А наутро Ольга пошла работать и не вспомнила о доске.

По воскресеньям она не ходила в церковь, Марфа ее как-то спросила:

- Что ж ты, богу перестала молиться?

Ольга проговорила:

- Я в бога верую, а попам верить перестала: они - как полицейские, все равно на царской службе.

Она сходила к гадалке в город, и та за двадцать копеек рассказала все, что хотелось ей знать: "для себя", "для дома", "что сердце успокоит"...

Ольга ушла от гадалки смущенная. Хотелось бы поверить в хорошее предсказание. "Посмеется, когда узнает", - подумала она.

Дома к ней очень сердечно относились Марфа и дед Платон. Старик все время бубнил с печки:

- Вернется. Вот я тебе говорю, ты послушай меня, вернется.

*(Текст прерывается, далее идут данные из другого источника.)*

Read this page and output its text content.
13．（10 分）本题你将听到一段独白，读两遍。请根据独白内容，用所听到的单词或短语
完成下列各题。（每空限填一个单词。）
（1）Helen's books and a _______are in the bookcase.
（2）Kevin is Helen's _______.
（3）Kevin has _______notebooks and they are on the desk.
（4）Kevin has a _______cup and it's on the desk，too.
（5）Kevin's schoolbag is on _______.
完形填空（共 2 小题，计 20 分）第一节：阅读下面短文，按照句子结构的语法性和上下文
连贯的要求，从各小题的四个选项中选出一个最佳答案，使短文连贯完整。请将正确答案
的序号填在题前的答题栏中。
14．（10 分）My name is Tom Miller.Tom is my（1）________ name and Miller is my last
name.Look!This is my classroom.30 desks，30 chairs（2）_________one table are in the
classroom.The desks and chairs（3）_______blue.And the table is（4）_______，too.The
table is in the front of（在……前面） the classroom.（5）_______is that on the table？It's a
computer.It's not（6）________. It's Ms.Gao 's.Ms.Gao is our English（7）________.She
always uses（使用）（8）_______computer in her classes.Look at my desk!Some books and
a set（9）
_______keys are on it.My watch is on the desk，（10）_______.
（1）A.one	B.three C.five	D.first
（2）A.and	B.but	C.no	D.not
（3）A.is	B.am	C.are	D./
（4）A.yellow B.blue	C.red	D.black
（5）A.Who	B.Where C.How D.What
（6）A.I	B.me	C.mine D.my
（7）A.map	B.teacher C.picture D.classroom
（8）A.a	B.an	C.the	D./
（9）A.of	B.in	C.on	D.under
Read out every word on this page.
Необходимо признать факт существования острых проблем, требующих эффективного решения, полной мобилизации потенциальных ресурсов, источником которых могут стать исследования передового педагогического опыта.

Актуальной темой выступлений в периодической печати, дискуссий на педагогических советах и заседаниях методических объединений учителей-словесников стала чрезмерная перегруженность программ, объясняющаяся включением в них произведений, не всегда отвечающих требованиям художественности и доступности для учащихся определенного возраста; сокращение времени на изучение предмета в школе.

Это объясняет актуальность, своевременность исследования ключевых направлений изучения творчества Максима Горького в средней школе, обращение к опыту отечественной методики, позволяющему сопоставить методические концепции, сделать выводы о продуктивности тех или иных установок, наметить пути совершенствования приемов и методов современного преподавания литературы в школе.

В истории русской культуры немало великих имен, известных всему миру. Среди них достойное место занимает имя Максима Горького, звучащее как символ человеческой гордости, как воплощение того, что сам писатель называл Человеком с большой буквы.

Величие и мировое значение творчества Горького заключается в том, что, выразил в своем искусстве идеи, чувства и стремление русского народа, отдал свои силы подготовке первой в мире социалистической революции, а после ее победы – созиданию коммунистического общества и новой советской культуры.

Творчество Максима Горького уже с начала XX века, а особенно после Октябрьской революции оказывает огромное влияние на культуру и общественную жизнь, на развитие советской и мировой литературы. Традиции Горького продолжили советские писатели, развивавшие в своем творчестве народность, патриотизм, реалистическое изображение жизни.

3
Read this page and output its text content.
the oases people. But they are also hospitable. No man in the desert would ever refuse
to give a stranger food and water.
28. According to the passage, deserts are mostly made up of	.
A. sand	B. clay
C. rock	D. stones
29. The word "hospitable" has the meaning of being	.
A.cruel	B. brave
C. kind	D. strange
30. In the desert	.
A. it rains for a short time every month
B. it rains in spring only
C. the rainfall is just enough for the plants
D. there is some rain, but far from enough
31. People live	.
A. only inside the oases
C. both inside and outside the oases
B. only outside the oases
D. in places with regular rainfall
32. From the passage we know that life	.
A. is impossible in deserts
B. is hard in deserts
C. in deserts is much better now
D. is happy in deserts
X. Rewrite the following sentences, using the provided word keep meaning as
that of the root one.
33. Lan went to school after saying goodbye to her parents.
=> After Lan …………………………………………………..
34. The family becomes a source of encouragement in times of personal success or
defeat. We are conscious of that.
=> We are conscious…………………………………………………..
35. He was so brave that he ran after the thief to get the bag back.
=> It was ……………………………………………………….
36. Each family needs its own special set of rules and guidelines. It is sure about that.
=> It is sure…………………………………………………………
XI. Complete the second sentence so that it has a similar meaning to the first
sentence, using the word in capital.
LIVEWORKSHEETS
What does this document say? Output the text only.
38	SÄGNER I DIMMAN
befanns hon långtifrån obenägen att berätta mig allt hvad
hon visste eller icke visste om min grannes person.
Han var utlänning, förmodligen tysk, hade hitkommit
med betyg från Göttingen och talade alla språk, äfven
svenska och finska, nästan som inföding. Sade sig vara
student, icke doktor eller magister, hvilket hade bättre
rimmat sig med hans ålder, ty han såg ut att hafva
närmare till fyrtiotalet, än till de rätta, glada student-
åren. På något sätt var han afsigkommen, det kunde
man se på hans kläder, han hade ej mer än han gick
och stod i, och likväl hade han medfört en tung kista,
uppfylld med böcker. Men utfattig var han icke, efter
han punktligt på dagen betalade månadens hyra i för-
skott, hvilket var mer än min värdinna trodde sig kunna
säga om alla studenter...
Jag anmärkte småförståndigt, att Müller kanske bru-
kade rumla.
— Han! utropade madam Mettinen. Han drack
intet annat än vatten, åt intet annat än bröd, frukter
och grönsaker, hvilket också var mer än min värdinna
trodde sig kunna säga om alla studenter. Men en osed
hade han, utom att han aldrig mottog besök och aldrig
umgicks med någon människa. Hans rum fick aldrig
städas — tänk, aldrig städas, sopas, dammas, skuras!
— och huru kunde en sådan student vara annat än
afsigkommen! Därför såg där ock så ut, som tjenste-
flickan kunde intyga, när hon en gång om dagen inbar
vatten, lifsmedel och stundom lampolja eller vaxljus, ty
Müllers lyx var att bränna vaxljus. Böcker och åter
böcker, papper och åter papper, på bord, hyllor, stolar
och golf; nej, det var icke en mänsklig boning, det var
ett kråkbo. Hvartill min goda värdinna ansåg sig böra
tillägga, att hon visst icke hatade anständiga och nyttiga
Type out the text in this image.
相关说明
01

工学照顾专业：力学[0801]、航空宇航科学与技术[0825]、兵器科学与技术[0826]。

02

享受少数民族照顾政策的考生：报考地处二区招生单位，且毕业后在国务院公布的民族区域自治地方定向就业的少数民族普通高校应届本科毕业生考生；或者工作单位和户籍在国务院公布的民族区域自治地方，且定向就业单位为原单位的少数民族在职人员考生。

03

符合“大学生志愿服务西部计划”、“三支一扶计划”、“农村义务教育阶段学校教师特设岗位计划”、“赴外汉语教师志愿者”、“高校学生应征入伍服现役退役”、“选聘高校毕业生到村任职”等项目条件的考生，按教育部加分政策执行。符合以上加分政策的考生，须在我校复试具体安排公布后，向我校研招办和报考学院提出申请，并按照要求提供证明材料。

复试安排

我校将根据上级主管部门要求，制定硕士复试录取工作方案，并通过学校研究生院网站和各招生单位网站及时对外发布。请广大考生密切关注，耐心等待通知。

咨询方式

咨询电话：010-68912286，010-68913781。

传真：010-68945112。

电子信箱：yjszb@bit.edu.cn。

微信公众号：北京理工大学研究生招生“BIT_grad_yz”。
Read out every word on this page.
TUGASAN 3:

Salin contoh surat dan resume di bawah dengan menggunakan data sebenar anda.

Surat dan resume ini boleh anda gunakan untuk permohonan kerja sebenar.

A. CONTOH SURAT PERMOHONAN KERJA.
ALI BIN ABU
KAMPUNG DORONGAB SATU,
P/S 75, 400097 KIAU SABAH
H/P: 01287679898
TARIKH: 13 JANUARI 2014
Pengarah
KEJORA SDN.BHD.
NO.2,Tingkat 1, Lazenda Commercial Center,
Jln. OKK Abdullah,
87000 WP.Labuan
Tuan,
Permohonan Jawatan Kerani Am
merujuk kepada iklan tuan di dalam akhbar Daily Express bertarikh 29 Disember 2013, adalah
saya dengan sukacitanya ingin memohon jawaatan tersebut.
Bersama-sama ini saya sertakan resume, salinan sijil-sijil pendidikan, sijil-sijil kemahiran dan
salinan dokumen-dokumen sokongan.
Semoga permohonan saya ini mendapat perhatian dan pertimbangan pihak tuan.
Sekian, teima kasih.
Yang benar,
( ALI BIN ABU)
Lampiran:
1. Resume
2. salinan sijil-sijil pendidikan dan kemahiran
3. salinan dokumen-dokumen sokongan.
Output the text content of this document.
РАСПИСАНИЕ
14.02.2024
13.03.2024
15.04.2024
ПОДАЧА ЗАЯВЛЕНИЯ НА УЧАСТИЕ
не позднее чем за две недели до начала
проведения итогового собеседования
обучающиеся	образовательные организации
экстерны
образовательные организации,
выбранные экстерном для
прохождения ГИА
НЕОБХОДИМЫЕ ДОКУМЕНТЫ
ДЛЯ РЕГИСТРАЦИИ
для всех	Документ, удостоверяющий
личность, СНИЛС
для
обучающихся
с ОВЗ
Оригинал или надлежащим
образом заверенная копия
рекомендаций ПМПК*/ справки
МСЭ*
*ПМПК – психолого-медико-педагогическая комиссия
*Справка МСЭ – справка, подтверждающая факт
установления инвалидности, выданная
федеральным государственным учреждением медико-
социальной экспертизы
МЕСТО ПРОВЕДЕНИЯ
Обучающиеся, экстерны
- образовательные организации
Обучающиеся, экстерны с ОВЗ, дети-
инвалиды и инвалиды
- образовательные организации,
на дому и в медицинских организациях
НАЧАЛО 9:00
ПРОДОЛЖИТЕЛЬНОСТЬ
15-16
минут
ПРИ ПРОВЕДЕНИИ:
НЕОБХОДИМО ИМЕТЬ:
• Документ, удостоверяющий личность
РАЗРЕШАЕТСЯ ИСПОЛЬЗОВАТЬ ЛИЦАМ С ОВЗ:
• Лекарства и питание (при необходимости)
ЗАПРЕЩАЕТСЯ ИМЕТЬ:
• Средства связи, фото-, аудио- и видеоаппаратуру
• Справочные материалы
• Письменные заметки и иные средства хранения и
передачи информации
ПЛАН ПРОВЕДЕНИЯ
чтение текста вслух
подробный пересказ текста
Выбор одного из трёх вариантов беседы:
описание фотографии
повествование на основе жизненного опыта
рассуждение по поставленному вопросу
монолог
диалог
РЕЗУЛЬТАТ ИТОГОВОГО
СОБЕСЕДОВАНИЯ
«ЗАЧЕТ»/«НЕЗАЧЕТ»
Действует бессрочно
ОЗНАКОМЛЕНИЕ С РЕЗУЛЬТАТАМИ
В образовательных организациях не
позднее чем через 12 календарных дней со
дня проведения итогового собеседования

Ольга молчала, только изредка отмахивалась рукой, но когда старик начинал дремать, она сама его будила, спрашивала:

- Платон, а Платон, чаю, может, выпьешь?

Платон сонным обиженным голосом говорил:

- Только заснул, ох ты, ей-богу, - и, громко, сердито втягивая кипяток, заводил снова невнятный, но успокаивающий разговор: - Выйдет он. Степан не пропадет, нет, он всех вокруг пальца обведет, ему адвокатов не нужно, он сам первый себе будет адвокат. Сколько книг выучил, шутка ли!

И Ольга внимательно слушала.

Марфа последнее время стала меньше пить, может быть, оттого, что уж не стояла с утра до вечера на базаре с пухломордыми от водки печниками. Она поступила в мастерскую к поляку Гребельскому на Первую линию. В мастерской отливали гипсовых толстых собак, белых кур, высиживающих гипсовые яйца. Работали в мастерской, кроме Марфы, молодой парень Филиппов, мальчишка Васька, да сам хозяин наблюдал, как идет отливка в формы. Работали с утра до вечера; товар шел бойко, хоть гипсовые мопсы, раскрашенные грязной коричневой краской, были совсем нехороши - не то собака, не то свинья, туловище и лапы нелепо толстые, прямые, глупая полуоткрытая пасть. Покупали мопсов для украшения жизни рабочие, шахтеры, крестьяне, приезжавшие в воскресные дни на базар. Хозяин все плакался на разорение. Но Филиппов сказал Марфе, что Гребельский на этих мопсах в какой-то польской губернии уже дом себе построил.

- Все на рабочих наживаются, - объяснила ему Марфа. - Налетели, как вороны, со всего света. Завод-то чей? Французов, бельгийцев. А лавочников этих! Всем поклевать охота.